If there was a flaw in Judge Alsup’s 9th Circuit filing, it’s that the judge could have sidestepped the question of whether his prohibition on precertification settlement talks is a prior restraint on speech, Erichson said. “If I were in his shoes, I would have said to the 9th Circuit that the main point of my order was to prevent bad settlements, not to impose a prior restraint on speech,” the professor said. “Judge Alsup may very well be right that, even as a prior restraint on speech, his order is defensible under the First Amendment. But I don’t see that as the main issue here. One way or another, the important thing is for the 9th Circuit to leave Judge Alsup plenty of room to do his job as a district judge who must decide whether a proposed class settlement is fair, reasonable and adequate.”

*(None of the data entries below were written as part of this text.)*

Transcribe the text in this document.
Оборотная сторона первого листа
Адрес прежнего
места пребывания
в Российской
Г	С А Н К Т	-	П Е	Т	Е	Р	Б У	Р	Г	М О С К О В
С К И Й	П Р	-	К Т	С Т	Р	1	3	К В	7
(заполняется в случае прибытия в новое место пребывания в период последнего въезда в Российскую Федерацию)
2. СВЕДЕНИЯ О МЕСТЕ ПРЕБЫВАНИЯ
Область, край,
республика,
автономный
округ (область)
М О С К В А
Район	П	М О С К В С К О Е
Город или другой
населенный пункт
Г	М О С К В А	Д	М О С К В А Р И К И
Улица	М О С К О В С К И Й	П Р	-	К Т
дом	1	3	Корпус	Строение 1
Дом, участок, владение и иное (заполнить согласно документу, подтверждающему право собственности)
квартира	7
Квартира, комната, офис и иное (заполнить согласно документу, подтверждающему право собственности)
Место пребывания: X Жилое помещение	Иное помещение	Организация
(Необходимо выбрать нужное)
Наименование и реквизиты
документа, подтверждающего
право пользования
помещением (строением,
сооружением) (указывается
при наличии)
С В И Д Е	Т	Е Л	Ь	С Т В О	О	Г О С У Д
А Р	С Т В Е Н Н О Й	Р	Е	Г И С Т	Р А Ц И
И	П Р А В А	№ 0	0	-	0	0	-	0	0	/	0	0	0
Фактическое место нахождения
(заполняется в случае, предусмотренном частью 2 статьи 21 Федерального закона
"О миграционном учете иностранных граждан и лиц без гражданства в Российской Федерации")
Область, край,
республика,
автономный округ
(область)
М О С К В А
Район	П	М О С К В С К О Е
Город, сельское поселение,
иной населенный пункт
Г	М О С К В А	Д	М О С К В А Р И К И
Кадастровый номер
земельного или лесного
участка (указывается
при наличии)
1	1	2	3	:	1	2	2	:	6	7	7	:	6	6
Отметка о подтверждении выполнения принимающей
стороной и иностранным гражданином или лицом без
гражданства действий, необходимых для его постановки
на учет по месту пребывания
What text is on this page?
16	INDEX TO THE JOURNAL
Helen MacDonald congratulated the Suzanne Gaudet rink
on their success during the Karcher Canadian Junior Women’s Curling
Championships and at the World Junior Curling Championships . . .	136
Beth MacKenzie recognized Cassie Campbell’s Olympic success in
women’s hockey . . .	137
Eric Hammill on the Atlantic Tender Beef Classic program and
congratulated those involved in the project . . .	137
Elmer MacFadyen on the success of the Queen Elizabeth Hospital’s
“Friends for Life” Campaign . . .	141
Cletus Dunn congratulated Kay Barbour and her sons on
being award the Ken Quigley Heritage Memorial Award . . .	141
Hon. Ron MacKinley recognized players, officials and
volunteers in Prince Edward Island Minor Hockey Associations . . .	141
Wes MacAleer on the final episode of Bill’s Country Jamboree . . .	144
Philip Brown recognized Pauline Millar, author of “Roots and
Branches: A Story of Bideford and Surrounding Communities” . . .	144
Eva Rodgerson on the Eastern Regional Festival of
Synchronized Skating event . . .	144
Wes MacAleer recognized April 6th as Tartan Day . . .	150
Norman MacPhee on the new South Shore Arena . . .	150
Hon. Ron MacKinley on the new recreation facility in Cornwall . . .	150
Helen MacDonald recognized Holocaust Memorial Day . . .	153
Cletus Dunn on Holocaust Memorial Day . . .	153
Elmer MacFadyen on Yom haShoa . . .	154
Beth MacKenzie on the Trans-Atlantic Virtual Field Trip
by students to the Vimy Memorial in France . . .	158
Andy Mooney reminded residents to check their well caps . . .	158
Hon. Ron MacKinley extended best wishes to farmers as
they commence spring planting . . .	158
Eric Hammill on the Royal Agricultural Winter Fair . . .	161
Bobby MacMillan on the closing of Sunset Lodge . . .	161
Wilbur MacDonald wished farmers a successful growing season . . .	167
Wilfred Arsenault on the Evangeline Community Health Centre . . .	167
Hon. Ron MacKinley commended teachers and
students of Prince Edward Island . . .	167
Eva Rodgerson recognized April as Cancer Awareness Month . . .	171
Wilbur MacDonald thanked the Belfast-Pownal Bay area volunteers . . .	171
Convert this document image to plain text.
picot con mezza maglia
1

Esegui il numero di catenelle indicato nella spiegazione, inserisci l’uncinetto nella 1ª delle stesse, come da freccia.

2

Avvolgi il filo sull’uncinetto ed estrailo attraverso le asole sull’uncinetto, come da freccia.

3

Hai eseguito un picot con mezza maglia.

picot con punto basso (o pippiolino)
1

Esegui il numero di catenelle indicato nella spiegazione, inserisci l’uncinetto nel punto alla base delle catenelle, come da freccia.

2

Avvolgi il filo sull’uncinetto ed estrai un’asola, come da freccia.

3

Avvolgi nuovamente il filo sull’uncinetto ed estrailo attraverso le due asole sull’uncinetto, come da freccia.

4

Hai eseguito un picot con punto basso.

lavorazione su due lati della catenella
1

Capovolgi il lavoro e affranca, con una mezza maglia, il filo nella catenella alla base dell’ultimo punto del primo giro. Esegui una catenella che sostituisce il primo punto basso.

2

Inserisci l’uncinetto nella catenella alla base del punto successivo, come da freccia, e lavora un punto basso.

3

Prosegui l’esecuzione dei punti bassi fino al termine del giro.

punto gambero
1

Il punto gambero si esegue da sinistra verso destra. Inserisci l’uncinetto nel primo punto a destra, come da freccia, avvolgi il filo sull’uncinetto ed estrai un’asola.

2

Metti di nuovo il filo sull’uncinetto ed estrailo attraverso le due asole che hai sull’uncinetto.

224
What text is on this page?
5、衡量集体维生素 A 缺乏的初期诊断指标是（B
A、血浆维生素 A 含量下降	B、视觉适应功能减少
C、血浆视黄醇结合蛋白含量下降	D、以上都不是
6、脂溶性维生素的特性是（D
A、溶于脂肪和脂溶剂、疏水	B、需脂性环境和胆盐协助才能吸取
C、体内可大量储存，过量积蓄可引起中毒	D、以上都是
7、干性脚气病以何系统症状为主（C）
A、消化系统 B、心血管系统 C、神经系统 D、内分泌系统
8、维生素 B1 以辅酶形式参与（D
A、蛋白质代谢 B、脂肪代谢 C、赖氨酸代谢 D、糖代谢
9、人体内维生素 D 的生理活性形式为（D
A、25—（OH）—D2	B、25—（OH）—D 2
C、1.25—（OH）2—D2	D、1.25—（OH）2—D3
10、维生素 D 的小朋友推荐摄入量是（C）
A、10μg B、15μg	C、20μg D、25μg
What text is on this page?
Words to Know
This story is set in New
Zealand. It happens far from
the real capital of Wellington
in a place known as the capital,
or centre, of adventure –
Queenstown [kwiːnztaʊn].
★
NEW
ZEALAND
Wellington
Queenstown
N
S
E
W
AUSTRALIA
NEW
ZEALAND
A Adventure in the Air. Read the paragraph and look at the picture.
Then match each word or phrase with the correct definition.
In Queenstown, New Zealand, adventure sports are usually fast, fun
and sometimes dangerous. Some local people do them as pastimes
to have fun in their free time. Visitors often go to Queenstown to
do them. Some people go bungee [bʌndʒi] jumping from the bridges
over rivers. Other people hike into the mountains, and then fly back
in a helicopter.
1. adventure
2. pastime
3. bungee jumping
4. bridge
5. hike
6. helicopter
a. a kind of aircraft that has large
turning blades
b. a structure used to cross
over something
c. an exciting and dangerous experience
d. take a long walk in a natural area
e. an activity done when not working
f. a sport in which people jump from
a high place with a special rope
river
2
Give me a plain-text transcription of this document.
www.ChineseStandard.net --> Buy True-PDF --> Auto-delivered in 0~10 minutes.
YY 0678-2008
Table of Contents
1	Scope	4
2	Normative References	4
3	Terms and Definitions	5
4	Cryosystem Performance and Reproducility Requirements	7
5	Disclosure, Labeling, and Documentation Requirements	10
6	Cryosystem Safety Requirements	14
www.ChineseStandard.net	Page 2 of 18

That is certainly what Judge Alsup said he wants – and he reminded the 9th Circuit that its judges also paid homage to trial judges’ policing of class deals in last year’s approval (895 F.3d 597) of the Volkswagen clean diesel settlement. “When it comes to class action settlements, the usual criticism of trial judges is that they have done too little — not too much — in protecting absent class members,” Judge Alsup wrote. No one can accuse him of that sin.

The views expressed in this article are not those of Reuters News.